Events

DEI in Higher Education: Five Truths and Five Myths

March 28, 2024
1:00 PM ET
Zoom webinar
In this webinar journalists will learn the history of diversity initiatives, common myths about DEI today and the latest research showing what works — and doesn’t work — for creating equal opportunity and better outcomes among students, faculty and staff, and college campuses as a whole.

Since 2023, legislators across 28 U.S. states and in Congress have introduced 81 bills restricting Diversity, Equity and Inclusion (DEI) programs at colleges and universities, according to The Chronicle of Higher Education’s DEI Legislation Tracker. To report on this trend and its consequences, journalists need to understand the history of diversity initiatives, common myths about DEI today and the latest research showing what works — and doesn’t work — for creating equal opportunity and better outcomes among students, faculty and staff, and college campuses as a whole.

Together with the IARA Project at the Ash Center, The Journalist’s Resource at the Shorenstein Center is hosting a one-hour webinar for journalists.

In this webinar, you will learn:

  • A brief history of diversity policies and initiatives.
  • The goals of DEI in higher education.
  • Policies and practices that research demonstrates are effective in helping schools reach DEI goals.
  • Today’s most prevalent myths about DEI.

Researchers will share:

  • The most important questions journalists should be asking.
  • Tips and tools for strengthening news coverage.

Leading the conversation is an expert group of speakers:

Khalil Gibran Muhammad is the Ford Foundation Professor of History, Race and Public Policy at Harvard Kennedy School. He directs the Institutional Antiracism and Accountability Project and is the former Director of the Schomburg Center for Research in Black Culture, a division of the New York Public Library and the world’s leading library and archive of global Black history. Khalil’s scholarship examines the broad intersections of racism, economic inequality, criminal justice and democracy in U.S. History.

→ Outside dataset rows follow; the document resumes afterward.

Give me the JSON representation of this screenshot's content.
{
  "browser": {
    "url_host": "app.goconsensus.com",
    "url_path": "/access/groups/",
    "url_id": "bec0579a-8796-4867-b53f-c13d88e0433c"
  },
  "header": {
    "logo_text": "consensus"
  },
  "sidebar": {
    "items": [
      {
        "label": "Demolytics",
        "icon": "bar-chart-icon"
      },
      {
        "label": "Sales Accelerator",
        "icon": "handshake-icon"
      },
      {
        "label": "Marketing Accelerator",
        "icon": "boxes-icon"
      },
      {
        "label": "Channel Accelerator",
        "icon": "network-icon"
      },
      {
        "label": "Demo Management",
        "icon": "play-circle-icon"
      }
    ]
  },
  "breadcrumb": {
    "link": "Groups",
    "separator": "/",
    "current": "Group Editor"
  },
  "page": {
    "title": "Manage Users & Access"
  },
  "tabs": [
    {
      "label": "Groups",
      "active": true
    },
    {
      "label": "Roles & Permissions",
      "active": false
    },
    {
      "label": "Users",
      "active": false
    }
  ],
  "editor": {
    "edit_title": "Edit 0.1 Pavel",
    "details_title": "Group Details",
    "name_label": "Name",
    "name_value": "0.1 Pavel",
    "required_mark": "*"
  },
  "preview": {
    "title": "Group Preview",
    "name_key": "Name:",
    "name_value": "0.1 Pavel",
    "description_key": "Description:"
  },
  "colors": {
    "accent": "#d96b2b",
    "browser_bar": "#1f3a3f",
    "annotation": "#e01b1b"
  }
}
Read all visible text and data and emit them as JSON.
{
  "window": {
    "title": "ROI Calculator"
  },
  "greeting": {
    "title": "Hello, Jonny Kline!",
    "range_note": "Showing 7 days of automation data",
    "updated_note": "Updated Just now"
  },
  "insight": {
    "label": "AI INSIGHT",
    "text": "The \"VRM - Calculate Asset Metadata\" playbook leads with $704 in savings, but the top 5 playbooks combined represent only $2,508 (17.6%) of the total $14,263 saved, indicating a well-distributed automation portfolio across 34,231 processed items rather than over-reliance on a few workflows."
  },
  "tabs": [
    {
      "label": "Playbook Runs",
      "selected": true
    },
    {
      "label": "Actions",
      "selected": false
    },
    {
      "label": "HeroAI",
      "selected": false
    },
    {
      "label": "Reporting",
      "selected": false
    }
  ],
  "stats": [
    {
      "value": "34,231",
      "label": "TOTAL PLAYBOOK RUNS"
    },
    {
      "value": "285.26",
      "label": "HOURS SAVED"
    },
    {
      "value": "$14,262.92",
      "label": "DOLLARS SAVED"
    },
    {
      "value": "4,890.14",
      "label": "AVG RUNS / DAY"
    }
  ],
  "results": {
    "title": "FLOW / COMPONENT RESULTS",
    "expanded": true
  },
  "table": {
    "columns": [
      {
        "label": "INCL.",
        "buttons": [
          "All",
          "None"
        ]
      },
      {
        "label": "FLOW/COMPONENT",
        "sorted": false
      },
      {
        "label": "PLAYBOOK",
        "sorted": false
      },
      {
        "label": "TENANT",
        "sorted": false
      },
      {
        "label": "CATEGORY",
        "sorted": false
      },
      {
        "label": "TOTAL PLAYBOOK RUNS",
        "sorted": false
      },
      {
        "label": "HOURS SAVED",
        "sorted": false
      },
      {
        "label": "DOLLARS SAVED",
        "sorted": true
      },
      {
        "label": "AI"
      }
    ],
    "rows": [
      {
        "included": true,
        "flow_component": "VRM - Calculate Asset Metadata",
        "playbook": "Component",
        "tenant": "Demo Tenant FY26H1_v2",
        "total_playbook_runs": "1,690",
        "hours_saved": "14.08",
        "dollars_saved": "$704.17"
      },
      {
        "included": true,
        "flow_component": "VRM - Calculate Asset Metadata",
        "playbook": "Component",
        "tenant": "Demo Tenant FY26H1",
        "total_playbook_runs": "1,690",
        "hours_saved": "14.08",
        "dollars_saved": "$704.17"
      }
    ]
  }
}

Erica Licht is Research Projects Director of the IARA Project. She has been engaged in racial equity and organizational change research and training for over 15 years. Erica is a Fulbright Scholar and holds a Masters in Public Administration from the Harvard Kennedy School and a Masters in Justice Policy from the London School of Economics where she was a Maguire Fellow.

Kristen Renn is the Mildred B. Erickson Distinguished Chair and Professor of Higher, Adult, & Lifelong Education in the Department of Educational Administration at Michigan State University.  Her teaching and research focus on low-income students, mixed-race students and LGBTQ students. Previously, she was an Associate Dean of Student Life at Brown University and a policy analyst for the Massachusetts Board of Higher Education.

Denise-Marie Ordway (moderator) is the Managing Editor of The Journalist’s Resource. She has reported on higher education in the U.S. for two decades. A member of the Education Writers Association’s board of directors, Ordway completed a yearlong fellowship at Harvard’s Nieman Foundation for Journalism in 2015 and received a master’s degree in higher education in 2019 from the Harvard Graduate School of Education. She was named a Pulitzer Prize finalist in 2013 for an investigative series she led that focused on violent hazing and other problems at Florida A&M University.